Maar wie denkt dat er door mijn strenge optreden een breuk in de verhoudingen ontstaat, heeft het mis. De volgende dag wandelde ik gezellig kletsend met drie van de vijf naar de videotheek en supermarkt om een film en frisdrank te halen. Zo, hadden ze bedacht, konden we met z'n allen op een gezellige manier aan de vakantie beginnen. Er werd een film uitgezocht die 'ook voor de meisjes leuk is'. Bij het inkopen doen, werd mij verboden de flessen Fernandes te sjouwen.

Van enige remming in hun emoties is meestal geen sprake, en daardoor dus ook niet in hun enthousiasme voor hun leraren.
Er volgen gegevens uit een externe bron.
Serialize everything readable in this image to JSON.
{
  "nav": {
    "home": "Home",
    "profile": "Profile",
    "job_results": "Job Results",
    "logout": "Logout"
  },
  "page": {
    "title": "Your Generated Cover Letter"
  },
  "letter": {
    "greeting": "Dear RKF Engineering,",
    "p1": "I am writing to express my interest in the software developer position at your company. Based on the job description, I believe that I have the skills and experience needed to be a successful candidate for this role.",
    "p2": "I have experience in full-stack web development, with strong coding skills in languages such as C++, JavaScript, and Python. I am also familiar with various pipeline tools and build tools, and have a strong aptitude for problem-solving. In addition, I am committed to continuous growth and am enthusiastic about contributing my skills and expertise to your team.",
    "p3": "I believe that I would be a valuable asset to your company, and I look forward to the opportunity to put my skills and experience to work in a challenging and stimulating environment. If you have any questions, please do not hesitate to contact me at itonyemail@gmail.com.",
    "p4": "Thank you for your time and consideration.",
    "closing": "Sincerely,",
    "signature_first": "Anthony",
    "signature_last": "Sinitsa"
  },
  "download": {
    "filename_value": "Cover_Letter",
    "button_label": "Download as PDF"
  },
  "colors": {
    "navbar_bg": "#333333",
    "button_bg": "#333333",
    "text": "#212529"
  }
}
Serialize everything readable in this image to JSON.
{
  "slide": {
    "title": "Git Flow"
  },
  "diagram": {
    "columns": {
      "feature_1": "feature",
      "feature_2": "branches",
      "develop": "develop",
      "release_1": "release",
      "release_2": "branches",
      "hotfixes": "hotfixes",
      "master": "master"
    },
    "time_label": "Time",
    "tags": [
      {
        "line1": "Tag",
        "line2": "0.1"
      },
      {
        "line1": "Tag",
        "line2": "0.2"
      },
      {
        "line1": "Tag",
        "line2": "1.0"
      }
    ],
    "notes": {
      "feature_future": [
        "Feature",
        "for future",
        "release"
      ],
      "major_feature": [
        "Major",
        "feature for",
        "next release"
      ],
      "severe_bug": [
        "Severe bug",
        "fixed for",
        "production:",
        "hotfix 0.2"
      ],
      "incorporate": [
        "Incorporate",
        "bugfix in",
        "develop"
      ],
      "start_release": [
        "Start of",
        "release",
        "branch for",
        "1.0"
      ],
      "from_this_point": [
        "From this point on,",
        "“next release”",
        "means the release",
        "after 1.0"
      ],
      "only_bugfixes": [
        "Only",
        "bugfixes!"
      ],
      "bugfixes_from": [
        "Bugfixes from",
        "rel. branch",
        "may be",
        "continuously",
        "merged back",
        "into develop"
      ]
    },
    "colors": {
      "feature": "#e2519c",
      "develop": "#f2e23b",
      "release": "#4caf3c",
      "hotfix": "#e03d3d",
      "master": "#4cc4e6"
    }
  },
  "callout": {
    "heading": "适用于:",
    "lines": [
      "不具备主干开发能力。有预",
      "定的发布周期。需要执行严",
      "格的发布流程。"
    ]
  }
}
Wél bij de TL-leerlingen, de intelligentsia van de school, die vinden het duidelijk niet cool om al te amicaal met je om te gaan. Zij zijn vriendelijk, maar beheerst en meestal wat afstandelijk. Maar die van mij, twee niveaus lager, die hangen het liefst de hele dag om m'n nek, komen me glimmend van trots vertellen dat ze een goed cijfer gehaald hebben, of alleen maar krullen in hun gedragschrift. 's Ochtends komen ze voor hun lessen even gedag zeggen. Zomaar. Van Amna krijg ik iedere vrijdagmiddag drie dikke zoenen en een knuffel voor het weekend.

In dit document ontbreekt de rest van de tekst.